If there is a way to create transparency between the advertisers dollar and the publisher revenue extracted from being able to display those ads, we should consider what role advertising plays in publisher monetization, both models and percentage of revenue moving forward.
At this time, publishers should be asking themselves if digital advertising is still an effective way to monetize their content or if there are better alternatives. As there isn’t currently anything at the same scale as digital advertising, it would be difficult to completely transition, though there is the rise of subscriptions and product sales. Though the advertising model has persisted for a long time, one might ask the question if it is likely to change.
Currently, the most valuable companies in the world are advertising companies or are driven by advertising—Google, Facebook, Amazon, Apple—and so it is unlikely this will change anytime soon. These companies’ investment in advertising, in itself, shows the importance of digital advertising.
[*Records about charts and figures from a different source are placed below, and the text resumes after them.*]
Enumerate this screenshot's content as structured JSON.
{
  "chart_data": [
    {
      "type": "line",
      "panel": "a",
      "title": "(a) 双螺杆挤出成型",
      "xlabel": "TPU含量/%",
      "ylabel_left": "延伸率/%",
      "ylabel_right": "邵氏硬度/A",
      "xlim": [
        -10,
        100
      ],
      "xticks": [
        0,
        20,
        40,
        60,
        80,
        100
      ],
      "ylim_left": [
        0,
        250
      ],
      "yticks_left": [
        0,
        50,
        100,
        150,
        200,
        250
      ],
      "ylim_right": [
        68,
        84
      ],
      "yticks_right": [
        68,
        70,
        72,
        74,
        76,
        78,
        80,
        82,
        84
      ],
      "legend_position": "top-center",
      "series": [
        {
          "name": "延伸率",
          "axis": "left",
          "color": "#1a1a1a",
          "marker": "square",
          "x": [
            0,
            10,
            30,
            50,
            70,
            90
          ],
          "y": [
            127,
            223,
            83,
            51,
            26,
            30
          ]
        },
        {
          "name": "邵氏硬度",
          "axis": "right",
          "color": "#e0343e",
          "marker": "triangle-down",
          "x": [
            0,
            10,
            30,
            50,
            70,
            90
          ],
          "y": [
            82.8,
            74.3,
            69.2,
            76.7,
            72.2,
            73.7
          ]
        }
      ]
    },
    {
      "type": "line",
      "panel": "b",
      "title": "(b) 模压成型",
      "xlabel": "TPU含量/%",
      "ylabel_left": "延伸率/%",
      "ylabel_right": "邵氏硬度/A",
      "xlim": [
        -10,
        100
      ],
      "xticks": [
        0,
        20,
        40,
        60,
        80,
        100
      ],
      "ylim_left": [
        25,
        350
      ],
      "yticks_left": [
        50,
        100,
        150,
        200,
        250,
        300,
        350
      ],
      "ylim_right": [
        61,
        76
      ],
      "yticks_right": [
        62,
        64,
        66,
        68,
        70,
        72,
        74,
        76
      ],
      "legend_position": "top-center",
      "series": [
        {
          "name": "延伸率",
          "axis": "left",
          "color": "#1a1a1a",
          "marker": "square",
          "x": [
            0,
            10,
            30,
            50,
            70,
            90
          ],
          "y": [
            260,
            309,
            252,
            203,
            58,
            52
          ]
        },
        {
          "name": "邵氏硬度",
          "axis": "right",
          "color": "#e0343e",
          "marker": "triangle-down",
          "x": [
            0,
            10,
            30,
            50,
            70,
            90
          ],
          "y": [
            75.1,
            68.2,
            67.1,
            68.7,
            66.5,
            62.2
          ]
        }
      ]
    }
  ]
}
It works incredibly well because brands can find a way of telling consumers about new products, which is valuable to them. Meanwhile, they fund content for next to nothing, which is valuable for publishers. It’s truly a trinity that keeps working well.
There are two things you can do with programmatic advertising: you can be more efficient or more effective.
For example, if you want to be more effective, consider Nike. They want to find people who are aged 16 to 35 who like basketball and live in London. They have to think smarter to actually find those people. The more efficient model is to just spend a bunch of money quicker and cheaper than I’m doing now, and unfortunately many agencies for the efficient model. It is important to have programmatic advertising to handle the scale that’s out there, and finding ways of doing that smartly.
Though those other models have popped up, such as subscriptions, they are not a sustainable model for many people, especially when you come into difficult times like we have in 2020; people may not have extra money to spend on subscriptions. In a study by Zuora, a cloud-based software, it was shown that 22.5% of companies are seeing their subscription growth rate accelerate, while 53.3% saw a limited impact.
There is a way that publishers can enhance their advertising, however, and that is having registered users. This is a way to collect more data on them that publishers aren’t going to break privacy with and significantly adds to publishers’ first-party data.
Bundle & Unbundle
Publishers can have registered users or logged-in users and then use that data to manage the privacy themselves and use that connection to their audience to continue to market them, to bring them back, and creating great content. With this, publishers have the opportunity to take back control of a lot of the intricacies of digital publishing.
Publishers are becoming more aware and curious about their ad inventory and cookies and wondering how much they understand and control. They may not want to outsource, or bundle, as much as they have in the past because they want to retain that control.
However, this may be hampered by publishers’ previous need to reduce their teams in the last couple of years, keeping the creative journalists but letting go of the more commercial people. This has then led to outsourcing. Now, many publishers don’t have the know-how or resources to take advantage of this. Taking back control of these bundles is trending, but probably not as hard as some think.
Part of this control is setting parameters with certain advertisers to control the quality of your advertisements. Returning to the Condé Nast example, you may strike a deal with them or another big publisher, but you will do it in an intelligent and selective manner. Part of taking back control is setting these parameters and not just appearing on any website. Taking back control is smart for agencies, it’s smart for publishers, and for advertisers as well.
It’s an imperfect market but it’s a lot better than before. We have digital and the ability to target people the way we can now. We’ve got much more certainty now and should be proud of the progress we’re making.